Plants have evolved different strategies to withstand drought. In general, these strategies can be defined along a plant economics spectrum, which classifies plants depending on whether their growth rate is fast or slow, where fast growth is associated with high mortality, high water use, and high sensitivity to drought. Which strategy along this economy spectrum will be selected under different precipitation regimes is an open question. We address this question with a minimal soil–plant model in which a single plant economy trait related to growth rate characterizes the plant strategy. This generic and dimensionless trait influences both recruitment and mortality, but not background mortality. We explore the evolution of this trait by quantifying its effects on birth, mortality, and transpiration rates. Furthermore, we explore the influence of direct plant density dependence acting on recruitment and mortality, in addition to the indirect density dependence caused by plant feedback on soil water content.

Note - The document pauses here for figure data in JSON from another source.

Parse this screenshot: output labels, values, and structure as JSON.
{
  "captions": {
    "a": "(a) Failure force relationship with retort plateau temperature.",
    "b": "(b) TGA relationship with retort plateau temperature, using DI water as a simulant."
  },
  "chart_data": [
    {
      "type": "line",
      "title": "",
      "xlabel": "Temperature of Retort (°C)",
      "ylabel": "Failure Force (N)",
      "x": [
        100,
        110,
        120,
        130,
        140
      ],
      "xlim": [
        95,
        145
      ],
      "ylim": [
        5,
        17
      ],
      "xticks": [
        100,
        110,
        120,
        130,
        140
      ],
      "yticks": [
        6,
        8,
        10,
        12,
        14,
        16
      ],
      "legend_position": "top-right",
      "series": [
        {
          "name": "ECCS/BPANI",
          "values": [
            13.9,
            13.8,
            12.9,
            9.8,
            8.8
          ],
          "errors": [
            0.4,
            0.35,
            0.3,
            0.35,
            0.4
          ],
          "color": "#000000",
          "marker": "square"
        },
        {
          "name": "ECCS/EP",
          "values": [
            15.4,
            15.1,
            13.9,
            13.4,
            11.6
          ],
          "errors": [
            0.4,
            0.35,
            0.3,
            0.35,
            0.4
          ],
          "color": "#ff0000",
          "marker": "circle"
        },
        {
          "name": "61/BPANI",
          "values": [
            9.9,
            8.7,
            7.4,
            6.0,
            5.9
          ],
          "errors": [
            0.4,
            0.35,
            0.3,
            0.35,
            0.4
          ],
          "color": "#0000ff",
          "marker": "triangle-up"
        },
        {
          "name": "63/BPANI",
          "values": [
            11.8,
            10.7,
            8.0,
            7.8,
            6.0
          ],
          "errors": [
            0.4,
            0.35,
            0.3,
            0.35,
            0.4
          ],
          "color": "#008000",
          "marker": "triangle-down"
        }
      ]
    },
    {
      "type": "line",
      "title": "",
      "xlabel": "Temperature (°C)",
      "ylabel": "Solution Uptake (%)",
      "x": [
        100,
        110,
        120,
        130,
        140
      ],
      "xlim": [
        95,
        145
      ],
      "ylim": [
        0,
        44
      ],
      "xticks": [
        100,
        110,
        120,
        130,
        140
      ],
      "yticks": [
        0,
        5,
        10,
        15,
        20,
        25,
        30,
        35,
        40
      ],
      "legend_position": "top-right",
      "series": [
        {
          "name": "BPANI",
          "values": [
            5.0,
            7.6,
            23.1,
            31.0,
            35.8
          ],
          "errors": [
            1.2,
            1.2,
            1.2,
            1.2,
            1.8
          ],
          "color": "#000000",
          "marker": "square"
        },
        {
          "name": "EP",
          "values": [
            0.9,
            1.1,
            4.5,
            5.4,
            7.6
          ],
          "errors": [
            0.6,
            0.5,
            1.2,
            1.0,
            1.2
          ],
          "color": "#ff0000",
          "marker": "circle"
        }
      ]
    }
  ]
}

We show that: (1) Increasingly fast-growing plants always evolve under increasing background mortality. (2) When soil water only depends on plant density and is independent of precipitation and abiotic water losses, the strategy minimizing soil water content is an evolutionarily stable strategy (ESS); i.e., the evolutionary outcome is a tragedy of the commons (Hardin, 1968). (3) When precipitation, abiotic water losses and trait dependent transpiration determine soil water content, the ESS lies between the strategy maximizing plant density and that minimizing soil water content; i.e., no tragedy of the commons occurs. (4) With a deterministic precipitation model and density dependence acting directly only on recruitment, higher precipitation promotes the evolution of faster plants. The opposite result is found when density dependence is acting directly only on mortality. (5) Similar trends in the economy trait are observed when forcing the model with stochastic precipitation events.

植物已经进化出不同的策略来抵抗干旱。通常，这些策略可以沿着植物经济学范围来定义，该经济学根据植物的生长速度是快还是慢来对植物进行分类，其中快速生长与高死亡率，高耗水量和对干旱的高度敏感性相关。在不同的降水机制下，将选择在该经济范围内选择哪种策略是一个悬而未决的问题。我们用最小的土壤-植物模型解决了这个问题，在该模型中，与生长率相关的单一植物经济性状表征了植物策略。这种通用和无量纲的特征会影响招募和死亡率，但不会影响本底死亡率。通过量化其对出生，死亡率和蒸腾速率的影响，我们探索了该性状的演变。此外，

我们证明：（1）越来越多的快速生长的植物总是在背景死亡率增加的情况下进化。（2）当土壤水分仅取决于植物密度并且与降水和非生物水分损失无关时，使土壤水分最小化的策略是一种进化稳定策略（ESS）；也就是说，进化的结果是公地的悲剧（Hardin，1968）。（3）当降水，非生物水分流失和性状相关的蒸腾作用决定了土壤含水量时，《环境与社会标准》就介于最大化植物密度和最小化土壤水分的策略之间；也就是说，不会发生公地悲剧。（4）具有确定性的降水模型和密度依赖性仅直接作用于募集，较高的降水量促进了较快植物的进化。当密度依赖性仅直接作用于死亡率时，发现相反的结果。（5）当模型具有随机降水事件时，观察到相似的经济特征趋势。